Question

Calculate the mass of the compound $(\text{molar mass} = 256 g/mol)$ to be dissolved in $75g$ of benzene to lower its freezing point by $0.48K$ $\left ( K_{f}= 5.12 K kg/mol \right )$

Answer 1

Hint: We can use Henry’s law to formulate the formula required for the given question which is given as follows
\[\Delta {{T}_{f}}={{K}_{f}}m\]
Where, \[\Delta {{T}_{f}}\] is the change in the freezing point, \[{{K}_{f}}\] is the freezing constant and \[m\]is the molality of the solution in consideration.

Step by step answer:
Let W g of compound is to be dissolved in the benzene.
Number of moles of compound will be given by the following formula
$n=\dfrac{mass}{\text{molar mass}}$

\[n=\dfrac{W}{256}\]​

Mass of benzene will be = $75 g$ \[=\dfrac{75}{1000}​kg\] = $0.075 kg$
Now we can calculate molality of the solution, $m=\dfrac{moles}{\text{mass of solvent}}$

\[m=\dfrac{W}{256\times 0.075}\]​= $19.2W ​molal$

The depression in the freezing point, \[\Delta {{T}_{f}}\] ​ = $0.48K$
The depression in the freezing point constant = \[{{K}_{f}}\]​= $5.12 Kg/mol$
\[\Delta {{T}_{f}}={{K}_{f}}m\]

Now, substituting these values in the given formula we get,
\[0.48=5.12\times \dfrac{W}{19.6}\]
\[W=\dfrac{0.48\times 19.2}{5.12}=1.8\]

Hence the correct answer is that $1.8 g$ of solute is to be dissolved.

Additional information:
Henry's law is defined as the gas laws formulated by William Henry in 1803 and it states that at a constant temperature, the amount of a given gas that dissolves in a given type and volume of liquid is directly proportional to the partial pressure of that gas in equilibrium with that liquid.
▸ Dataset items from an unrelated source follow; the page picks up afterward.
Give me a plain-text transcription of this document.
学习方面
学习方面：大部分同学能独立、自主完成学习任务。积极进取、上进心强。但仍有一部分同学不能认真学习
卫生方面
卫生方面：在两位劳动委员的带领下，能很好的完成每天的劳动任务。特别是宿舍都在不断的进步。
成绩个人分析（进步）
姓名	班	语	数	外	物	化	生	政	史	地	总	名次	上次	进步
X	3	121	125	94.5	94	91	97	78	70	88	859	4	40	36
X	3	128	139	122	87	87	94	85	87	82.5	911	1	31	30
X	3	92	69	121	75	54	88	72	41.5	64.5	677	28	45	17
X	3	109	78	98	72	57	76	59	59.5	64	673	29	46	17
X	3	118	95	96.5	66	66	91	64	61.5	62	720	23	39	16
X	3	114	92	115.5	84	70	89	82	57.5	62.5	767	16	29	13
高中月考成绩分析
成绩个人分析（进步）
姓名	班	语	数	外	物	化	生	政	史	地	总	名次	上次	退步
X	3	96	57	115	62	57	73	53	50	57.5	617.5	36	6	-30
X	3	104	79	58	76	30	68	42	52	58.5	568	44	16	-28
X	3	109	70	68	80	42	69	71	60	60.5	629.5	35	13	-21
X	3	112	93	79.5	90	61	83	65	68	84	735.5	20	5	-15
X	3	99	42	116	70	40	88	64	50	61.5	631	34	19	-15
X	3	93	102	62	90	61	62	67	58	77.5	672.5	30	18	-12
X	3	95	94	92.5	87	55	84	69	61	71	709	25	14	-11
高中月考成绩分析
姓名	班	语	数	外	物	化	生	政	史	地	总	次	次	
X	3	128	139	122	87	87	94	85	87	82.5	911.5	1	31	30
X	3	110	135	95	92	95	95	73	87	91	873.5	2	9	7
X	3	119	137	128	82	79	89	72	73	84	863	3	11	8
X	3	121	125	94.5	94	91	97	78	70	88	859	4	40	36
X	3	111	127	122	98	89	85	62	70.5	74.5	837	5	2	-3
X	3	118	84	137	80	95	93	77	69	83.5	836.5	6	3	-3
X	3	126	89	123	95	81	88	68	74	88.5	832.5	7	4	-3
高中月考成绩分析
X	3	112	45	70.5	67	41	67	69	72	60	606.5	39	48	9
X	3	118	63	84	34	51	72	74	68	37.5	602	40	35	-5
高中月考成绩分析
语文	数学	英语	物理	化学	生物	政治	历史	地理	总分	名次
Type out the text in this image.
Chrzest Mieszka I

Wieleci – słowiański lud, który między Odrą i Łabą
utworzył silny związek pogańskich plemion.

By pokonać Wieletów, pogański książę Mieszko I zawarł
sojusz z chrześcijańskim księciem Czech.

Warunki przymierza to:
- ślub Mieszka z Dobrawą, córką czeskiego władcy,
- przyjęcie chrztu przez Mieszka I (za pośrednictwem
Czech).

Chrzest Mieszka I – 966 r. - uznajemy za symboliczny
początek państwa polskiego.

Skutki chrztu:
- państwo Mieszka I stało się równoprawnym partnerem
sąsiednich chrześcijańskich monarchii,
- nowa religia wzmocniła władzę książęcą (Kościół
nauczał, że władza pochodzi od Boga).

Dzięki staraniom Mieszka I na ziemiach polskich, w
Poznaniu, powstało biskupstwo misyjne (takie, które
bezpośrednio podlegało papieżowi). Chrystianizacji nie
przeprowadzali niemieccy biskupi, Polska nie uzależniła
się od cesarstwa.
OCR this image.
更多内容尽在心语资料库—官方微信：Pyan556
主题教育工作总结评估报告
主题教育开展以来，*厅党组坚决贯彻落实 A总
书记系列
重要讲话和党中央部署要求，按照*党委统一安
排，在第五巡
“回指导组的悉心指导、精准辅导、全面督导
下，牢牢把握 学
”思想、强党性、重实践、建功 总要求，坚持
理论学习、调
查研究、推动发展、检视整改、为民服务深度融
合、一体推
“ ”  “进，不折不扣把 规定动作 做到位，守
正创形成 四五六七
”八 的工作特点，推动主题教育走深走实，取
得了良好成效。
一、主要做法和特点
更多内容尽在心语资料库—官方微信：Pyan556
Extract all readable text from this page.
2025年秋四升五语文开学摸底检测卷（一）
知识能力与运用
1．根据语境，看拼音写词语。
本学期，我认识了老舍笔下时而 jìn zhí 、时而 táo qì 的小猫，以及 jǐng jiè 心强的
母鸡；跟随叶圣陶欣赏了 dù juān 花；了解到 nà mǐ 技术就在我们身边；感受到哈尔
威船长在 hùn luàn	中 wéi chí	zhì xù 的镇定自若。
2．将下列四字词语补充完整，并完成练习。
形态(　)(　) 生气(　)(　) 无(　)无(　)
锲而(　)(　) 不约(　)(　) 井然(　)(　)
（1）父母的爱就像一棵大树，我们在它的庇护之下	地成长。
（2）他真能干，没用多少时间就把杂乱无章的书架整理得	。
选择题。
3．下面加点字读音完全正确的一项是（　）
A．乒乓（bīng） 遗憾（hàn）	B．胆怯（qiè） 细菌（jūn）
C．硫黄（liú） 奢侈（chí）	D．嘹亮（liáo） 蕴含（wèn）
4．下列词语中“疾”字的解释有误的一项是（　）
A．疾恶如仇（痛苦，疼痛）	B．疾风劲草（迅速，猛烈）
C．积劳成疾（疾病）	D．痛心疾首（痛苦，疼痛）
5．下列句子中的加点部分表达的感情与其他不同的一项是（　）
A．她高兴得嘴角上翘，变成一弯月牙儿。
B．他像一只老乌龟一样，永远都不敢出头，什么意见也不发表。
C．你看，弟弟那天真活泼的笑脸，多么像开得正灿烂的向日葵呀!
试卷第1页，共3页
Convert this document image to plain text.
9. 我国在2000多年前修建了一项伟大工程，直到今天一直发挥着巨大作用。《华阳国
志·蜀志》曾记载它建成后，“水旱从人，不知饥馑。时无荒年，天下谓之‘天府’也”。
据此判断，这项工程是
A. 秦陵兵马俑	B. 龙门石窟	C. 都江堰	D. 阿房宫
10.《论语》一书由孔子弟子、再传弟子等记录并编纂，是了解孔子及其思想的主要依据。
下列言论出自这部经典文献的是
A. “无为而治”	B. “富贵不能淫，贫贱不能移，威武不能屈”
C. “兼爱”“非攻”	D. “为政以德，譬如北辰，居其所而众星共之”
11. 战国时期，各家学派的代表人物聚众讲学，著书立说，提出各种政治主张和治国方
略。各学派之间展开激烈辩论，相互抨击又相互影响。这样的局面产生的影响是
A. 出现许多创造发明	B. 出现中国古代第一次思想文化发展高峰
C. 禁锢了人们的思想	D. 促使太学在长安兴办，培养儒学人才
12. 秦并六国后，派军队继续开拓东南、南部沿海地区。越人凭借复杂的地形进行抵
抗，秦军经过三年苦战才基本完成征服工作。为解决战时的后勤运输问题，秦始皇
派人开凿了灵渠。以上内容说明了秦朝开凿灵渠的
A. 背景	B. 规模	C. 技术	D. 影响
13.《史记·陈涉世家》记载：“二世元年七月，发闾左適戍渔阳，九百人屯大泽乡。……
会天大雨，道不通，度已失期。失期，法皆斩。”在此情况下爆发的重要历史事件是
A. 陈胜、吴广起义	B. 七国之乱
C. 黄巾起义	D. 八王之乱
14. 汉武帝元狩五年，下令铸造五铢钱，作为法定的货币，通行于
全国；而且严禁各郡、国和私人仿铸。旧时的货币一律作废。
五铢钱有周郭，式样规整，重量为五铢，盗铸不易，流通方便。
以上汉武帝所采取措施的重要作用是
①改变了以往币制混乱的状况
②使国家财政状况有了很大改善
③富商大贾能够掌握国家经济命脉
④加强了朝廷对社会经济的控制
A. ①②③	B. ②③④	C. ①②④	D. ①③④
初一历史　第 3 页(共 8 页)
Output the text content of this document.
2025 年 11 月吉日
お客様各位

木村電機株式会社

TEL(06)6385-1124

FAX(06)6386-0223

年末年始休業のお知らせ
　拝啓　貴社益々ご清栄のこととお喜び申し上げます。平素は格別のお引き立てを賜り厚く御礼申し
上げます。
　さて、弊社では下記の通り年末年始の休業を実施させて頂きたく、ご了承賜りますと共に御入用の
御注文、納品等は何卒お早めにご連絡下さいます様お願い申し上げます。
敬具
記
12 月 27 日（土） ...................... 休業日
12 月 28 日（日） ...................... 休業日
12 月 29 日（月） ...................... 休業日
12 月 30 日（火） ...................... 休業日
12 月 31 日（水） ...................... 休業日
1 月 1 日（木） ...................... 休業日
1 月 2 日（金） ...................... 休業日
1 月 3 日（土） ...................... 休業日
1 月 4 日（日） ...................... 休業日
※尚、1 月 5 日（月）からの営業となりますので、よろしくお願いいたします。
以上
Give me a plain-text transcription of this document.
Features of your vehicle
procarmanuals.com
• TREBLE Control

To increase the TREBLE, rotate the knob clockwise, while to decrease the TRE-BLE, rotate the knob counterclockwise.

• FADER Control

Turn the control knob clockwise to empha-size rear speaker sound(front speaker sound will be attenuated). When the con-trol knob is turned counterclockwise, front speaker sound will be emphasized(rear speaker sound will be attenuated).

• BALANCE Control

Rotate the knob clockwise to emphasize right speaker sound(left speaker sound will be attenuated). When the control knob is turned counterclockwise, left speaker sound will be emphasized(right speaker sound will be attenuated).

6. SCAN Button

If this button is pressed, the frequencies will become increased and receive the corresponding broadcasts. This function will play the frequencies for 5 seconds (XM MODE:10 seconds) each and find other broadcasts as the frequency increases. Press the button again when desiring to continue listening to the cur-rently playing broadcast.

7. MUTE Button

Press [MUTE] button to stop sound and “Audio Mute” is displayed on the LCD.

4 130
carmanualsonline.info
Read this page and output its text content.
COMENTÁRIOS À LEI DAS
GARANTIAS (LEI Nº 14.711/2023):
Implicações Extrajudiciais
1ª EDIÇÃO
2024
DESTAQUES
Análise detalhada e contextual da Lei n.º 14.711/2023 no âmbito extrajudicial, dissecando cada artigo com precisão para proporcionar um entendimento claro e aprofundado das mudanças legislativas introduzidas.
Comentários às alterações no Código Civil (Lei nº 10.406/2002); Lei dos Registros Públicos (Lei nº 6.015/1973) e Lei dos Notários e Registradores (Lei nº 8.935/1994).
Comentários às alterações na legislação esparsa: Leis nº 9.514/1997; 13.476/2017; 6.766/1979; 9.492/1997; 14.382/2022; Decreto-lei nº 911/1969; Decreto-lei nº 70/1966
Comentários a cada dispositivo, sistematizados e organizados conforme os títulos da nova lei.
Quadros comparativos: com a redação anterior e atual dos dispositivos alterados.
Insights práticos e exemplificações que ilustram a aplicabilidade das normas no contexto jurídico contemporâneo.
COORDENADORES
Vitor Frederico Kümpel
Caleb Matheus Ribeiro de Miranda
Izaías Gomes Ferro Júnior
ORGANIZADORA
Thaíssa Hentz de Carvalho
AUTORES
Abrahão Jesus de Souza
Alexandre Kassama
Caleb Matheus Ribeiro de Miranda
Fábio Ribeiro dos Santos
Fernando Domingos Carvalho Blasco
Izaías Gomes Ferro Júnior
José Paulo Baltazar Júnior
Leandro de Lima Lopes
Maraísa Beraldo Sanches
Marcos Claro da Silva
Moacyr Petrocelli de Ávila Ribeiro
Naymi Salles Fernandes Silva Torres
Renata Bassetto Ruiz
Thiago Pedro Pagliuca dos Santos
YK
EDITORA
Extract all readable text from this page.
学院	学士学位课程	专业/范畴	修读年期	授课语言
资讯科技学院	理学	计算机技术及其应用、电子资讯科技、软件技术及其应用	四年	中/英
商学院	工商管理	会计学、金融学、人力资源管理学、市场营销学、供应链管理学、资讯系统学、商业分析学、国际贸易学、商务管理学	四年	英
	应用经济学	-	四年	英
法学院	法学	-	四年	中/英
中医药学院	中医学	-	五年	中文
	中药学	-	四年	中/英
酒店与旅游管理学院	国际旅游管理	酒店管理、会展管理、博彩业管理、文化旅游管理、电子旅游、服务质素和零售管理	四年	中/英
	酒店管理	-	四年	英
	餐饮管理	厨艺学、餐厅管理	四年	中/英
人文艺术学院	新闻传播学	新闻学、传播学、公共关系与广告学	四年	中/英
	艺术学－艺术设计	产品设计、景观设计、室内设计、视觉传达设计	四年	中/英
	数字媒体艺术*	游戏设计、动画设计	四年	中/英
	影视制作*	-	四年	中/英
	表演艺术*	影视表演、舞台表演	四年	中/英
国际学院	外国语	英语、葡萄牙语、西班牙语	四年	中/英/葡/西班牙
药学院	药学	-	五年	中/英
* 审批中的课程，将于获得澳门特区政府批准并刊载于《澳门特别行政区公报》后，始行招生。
We can write it mathematically by stating the law is that the solubility of a gas in a liquid is directly proportional to the partial pressure of the gas above the liquid:
$C$ = $k[P_{gas}]$

Where, $C$ is the solubility of a gas at a fixed temperature in a particular solvent, $k$ is Henry's law constant and $[P_{gas}]$ is the partial pressure of the gas

Note: Freezing point can be defined as the temperature at which a liquid changes to a solid. The freezing point is lower than the melting point in the case of mixtures.